It can be seen that the observational coverage is not constant: most sites have incomplete records, especially in the earlier years. This is a typical patern for an expanding observation program, but may have consequences for the statistical analysis, because the imputation for these years will in fact be an extrapolation back in time.

The next example shows the TRIM estimated counts (using shades of blue, rather than red:

heatmap(m, "fitted", main="Skylark, TRIM estimates")

From this plot, it is clear that the variance between sites is much higher than the variance between years. In fact, the trend in time can hardly be seen.

The last example sows the heatmap for the imputed data, where estimates are used to fill up the missing observations. Again, red is for obervations, blue for estimates.

heatmap(m, "imputed", main="Skylark, imputed data")

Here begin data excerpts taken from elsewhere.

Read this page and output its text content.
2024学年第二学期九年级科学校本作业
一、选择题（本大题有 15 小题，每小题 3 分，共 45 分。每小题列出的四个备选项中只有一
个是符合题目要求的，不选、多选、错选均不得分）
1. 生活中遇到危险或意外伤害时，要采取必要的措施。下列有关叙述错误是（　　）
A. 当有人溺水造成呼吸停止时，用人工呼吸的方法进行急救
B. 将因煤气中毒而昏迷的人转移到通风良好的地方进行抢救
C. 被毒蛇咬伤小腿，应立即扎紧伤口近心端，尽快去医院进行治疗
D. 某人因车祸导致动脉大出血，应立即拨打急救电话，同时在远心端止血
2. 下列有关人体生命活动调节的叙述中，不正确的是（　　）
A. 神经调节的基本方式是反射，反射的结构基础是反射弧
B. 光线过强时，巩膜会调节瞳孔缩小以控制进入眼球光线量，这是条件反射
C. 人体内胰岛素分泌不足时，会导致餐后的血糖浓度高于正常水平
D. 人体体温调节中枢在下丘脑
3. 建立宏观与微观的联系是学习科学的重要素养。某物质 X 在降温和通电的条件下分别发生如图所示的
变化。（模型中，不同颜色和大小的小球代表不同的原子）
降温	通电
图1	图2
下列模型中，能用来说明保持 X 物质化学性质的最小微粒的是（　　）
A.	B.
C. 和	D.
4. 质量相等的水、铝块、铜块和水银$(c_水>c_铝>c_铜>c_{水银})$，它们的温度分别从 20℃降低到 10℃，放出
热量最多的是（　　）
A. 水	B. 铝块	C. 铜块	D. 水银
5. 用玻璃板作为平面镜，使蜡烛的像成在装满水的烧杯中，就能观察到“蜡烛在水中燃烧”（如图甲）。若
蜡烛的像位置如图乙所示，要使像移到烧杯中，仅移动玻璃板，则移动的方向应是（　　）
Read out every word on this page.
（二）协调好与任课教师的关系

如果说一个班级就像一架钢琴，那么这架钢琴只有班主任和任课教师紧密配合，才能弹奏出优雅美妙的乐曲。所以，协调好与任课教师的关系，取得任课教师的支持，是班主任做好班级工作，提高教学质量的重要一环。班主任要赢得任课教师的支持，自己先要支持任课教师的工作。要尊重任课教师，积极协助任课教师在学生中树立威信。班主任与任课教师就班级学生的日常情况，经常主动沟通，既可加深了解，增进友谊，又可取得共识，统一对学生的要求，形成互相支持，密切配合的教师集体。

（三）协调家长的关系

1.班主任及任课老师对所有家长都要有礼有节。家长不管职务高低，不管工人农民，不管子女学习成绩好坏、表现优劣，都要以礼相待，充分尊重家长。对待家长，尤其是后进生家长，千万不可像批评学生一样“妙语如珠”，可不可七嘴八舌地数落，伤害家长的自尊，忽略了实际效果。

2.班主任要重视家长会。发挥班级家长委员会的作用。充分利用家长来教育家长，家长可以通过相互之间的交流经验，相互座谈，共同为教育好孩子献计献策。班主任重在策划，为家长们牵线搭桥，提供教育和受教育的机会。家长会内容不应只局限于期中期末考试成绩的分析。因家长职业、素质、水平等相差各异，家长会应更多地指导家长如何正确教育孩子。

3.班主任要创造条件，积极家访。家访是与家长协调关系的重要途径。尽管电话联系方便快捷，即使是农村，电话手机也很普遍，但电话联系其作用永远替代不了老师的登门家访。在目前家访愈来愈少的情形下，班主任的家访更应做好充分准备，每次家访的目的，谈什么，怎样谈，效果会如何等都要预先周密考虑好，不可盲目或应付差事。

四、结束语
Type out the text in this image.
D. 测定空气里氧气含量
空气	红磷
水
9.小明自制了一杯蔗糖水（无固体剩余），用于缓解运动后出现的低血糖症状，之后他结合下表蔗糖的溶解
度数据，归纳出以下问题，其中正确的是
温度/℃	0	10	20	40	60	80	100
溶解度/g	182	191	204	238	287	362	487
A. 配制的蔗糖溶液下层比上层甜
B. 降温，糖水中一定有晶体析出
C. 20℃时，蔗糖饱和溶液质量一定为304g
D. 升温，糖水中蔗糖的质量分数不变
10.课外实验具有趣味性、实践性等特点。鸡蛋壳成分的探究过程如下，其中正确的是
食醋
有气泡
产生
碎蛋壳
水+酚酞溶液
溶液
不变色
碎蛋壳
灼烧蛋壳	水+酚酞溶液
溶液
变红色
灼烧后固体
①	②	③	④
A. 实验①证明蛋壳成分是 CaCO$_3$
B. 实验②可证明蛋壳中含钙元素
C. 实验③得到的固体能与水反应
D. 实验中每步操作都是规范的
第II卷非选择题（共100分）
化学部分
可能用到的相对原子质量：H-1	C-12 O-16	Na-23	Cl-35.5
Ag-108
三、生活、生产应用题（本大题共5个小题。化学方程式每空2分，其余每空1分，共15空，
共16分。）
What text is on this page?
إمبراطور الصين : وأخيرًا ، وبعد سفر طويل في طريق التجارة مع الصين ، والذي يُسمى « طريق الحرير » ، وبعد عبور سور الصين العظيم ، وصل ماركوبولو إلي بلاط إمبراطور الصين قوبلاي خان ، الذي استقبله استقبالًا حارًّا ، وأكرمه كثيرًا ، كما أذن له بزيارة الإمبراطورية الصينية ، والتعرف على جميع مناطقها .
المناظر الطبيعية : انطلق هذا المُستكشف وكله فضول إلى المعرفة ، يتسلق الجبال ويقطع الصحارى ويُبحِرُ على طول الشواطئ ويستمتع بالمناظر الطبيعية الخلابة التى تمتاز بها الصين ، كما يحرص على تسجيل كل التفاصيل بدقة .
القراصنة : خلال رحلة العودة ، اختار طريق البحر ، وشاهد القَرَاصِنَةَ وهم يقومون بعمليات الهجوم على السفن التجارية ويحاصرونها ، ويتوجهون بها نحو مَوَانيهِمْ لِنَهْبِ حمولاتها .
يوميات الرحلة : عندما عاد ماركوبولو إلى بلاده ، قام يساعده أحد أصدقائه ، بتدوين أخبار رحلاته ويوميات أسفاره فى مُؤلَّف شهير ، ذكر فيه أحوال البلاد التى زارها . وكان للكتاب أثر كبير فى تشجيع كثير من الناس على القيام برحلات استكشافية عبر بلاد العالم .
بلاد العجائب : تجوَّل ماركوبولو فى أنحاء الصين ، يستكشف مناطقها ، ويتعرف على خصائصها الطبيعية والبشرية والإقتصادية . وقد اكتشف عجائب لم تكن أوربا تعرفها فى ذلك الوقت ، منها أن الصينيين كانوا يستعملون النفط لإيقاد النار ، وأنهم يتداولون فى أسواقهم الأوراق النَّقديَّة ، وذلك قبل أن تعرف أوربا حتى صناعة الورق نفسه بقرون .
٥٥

Heatmaps for monthly datasets

For monthly data, heatmaps work slightly different, but in the same spirit:

data(oystercatcher)
m <- trim(count ~ site + (year + month), data=oystercatcher, model=3, overdisp=TRUE)
#> Warning in trim_estimate(count = count, site = site, year = year, month =
#> month, : Removed 15 sites without positive observations: (1, 30, 41, 48,
#> 66, 69, 78, 82, 83, 85, 86, 87, 88, 92, 104)
heatmap(m, "imputed", main="Oystercatcher (imputed)")